Frontispice d’Élomire hypocondre
Molière suivant l’enseignement de 
Scaramouche, Comédie Française
Estas dos figuras espejadas son nada menos que Scaramouche y Molière. La imagen corresponde a un panfleto denominado Élomire hipocondríaco (Élomire es el anagrama de Molière), la portada de una obra mediocre escrita deliberadamente para irritar al dramaturgo que en sus obras ataca ferozmente a los médicos. La leyenda inferior indica: Scaramouche maestro, Élomire estudiante. Más allá de su evidente intención paródica tiene un sesgo de verdad.  

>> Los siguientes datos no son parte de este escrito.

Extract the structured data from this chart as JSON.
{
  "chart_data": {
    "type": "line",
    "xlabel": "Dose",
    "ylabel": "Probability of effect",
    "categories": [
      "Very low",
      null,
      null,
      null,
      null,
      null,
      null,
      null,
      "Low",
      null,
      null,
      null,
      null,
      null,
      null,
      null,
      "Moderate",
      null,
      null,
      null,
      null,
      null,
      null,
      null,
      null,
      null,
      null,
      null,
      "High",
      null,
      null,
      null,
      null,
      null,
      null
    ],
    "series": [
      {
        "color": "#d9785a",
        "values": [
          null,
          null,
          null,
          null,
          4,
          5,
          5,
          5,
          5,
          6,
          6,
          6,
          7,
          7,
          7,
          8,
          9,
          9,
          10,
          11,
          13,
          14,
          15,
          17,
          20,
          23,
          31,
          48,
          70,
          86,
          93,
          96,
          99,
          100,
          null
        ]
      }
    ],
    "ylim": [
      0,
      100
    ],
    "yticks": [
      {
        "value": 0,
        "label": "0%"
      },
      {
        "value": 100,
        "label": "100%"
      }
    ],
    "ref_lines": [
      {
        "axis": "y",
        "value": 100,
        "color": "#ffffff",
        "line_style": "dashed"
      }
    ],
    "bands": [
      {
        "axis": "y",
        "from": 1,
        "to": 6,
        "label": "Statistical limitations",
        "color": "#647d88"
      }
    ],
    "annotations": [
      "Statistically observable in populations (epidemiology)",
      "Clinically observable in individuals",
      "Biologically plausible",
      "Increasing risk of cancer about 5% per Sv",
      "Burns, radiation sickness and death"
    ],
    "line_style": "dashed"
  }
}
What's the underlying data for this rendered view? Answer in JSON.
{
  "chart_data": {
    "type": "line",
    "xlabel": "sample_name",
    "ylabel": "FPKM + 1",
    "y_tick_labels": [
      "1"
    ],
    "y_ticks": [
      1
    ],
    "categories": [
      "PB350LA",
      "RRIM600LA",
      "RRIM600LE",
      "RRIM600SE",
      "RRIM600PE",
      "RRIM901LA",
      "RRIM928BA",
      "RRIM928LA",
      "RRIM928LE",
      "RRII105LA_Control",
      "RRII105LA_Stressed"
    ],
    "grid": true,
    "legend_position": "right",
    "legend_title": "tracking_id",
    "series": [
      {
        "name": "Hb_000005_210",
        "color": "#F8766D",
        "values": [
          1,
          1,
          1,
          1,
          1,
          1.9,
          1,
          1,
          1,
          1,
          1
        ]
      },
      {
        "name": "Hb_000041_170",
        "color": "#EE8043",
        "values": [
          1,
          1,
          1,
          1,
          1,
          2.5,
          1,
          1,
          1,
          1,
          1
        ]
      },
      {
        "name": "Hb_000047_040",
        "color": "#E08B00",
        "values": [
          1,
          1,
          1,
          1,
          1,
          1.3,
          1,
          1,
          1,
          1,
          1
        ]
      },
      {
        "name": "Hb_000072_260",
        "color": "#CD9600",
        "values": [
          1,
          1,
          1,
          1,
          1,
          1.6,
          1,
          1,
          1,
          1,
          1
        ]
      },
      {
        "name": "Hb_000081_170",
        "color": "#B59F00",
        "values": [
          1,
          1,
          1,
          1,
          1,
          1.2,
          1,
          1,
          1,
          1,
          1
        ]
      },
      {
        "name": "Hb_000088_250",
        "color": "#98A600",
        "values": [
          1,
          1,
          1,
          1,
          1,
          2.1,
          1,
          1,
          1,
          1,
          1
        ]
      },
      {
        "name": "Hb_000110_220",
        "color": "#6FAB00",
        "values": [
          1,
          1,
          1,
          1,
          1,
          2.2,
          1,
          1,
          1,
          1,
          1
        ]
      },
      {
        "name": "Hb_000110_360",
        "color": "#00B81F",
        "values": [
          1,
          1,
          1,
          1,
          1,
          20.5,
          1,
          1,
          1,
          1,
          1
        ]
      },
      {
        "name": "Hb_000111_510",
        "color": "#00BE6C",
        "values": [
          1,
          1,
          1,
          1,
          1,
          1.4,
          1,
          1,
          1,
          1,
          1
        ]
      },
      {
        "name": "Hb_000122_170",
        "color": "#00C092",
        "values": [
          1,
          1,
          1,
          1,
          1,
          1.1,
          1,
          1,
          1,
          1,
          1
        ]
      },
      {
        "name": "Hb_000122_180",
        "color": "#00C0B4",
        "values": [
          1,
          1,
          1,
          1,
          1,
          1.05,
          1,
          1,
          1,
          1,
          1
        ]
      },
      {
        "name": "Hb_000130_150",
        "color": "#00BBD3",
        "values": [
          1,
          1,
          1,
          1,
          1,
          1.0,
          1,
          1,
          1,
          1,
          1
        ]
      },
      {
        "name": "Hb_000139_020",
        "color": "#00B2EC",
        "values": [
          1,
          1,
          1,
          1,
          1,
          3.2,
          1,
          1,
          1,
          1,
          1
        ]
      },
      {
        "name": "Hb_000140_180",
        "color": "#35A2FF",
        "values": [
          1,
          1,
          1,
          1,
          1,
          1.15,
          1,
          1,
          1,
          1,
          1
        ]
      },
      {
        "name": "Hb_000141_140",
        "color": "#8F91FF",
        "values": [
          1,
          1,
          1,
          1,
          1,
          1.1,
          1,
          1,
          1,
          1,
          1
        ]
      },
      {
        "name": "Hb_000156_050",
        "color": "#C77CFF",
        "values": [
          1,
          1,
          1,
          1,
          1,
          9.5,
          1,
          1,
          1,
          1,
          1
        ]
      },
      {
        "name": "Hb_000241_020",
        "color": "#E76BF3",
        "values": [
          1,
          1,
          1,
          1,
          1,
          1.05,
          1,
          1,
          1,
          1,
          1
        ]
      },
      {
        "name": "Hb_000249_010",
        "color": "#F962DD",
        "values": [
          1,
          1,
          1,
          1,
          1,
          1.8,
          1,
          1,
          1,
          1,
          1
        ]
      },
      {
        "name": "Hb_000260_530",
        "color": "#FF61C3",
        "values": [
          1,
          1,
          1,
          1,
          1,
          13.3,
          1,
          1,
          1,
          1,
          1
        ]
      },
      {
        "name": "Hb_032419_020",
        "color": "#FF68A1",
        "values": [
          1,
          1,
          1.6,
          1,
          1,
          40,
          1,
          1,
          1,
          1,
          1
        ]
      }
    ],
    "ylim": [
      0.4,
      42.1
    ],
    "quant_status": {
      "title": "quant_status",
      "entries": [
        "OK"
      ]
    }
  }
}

De chico, Jean-Baptiste Poquelin (1622-1673) cruza de la mano de su abuelo el Pont Neuf hasta la feria del Saint Germain a ver las bufonerías de los saltimbanquis. Acaso son estas experiencias las que despiertan su pasión por el teatro. Como sea, el inicio de su carrera actoral está marcado por la Commedia dell’Arte que revitaliza el teatro francés con su gestualidad y sus frescas improvisaciones. Esto, mal visto por los academicistas, seduce a Molière. Admira a Tiberio Fiorelli (1608-1694), Scaramouche o Scaramuccia, que sale a escena completamente vestido de negro, “negro como la noche”. Le pide lecciones. 
Años después circula este libelo. Scaramouche, látigo en mano, obliga a su alumno a reproducir sus muecas. Molière sostiene un espejo que le devuelve su imagen refleja, una mueca burda que no condice con su rostro. La estampa burlona lo presenta totalmente dominado, intentando remedar torpemente los gestos de su maestro. Pero un perspicaz admirador del teatrista podría bien leer otra cosa.
La clave está en el látigo y en el espejo. La intimidación  que comporta  la presencia de un látigo expresa aquí  la tensión entre la imposición del modelo y el atravesamiento de ese patrón por el cuerpo del actor. El espejo, testigo infiel de los gestos del comediante, evidencia que el discípulo busca su imagen, su propia mirada a partir de la cual crear el personaje. Molière no es un imitador. Desdoblado en  espectador, se interroga. Como si buscara mirar lo que miran quienes lo miran. Este “estudiante”  no es meramente la versión fallida de su profesor. La imagen espejada miente.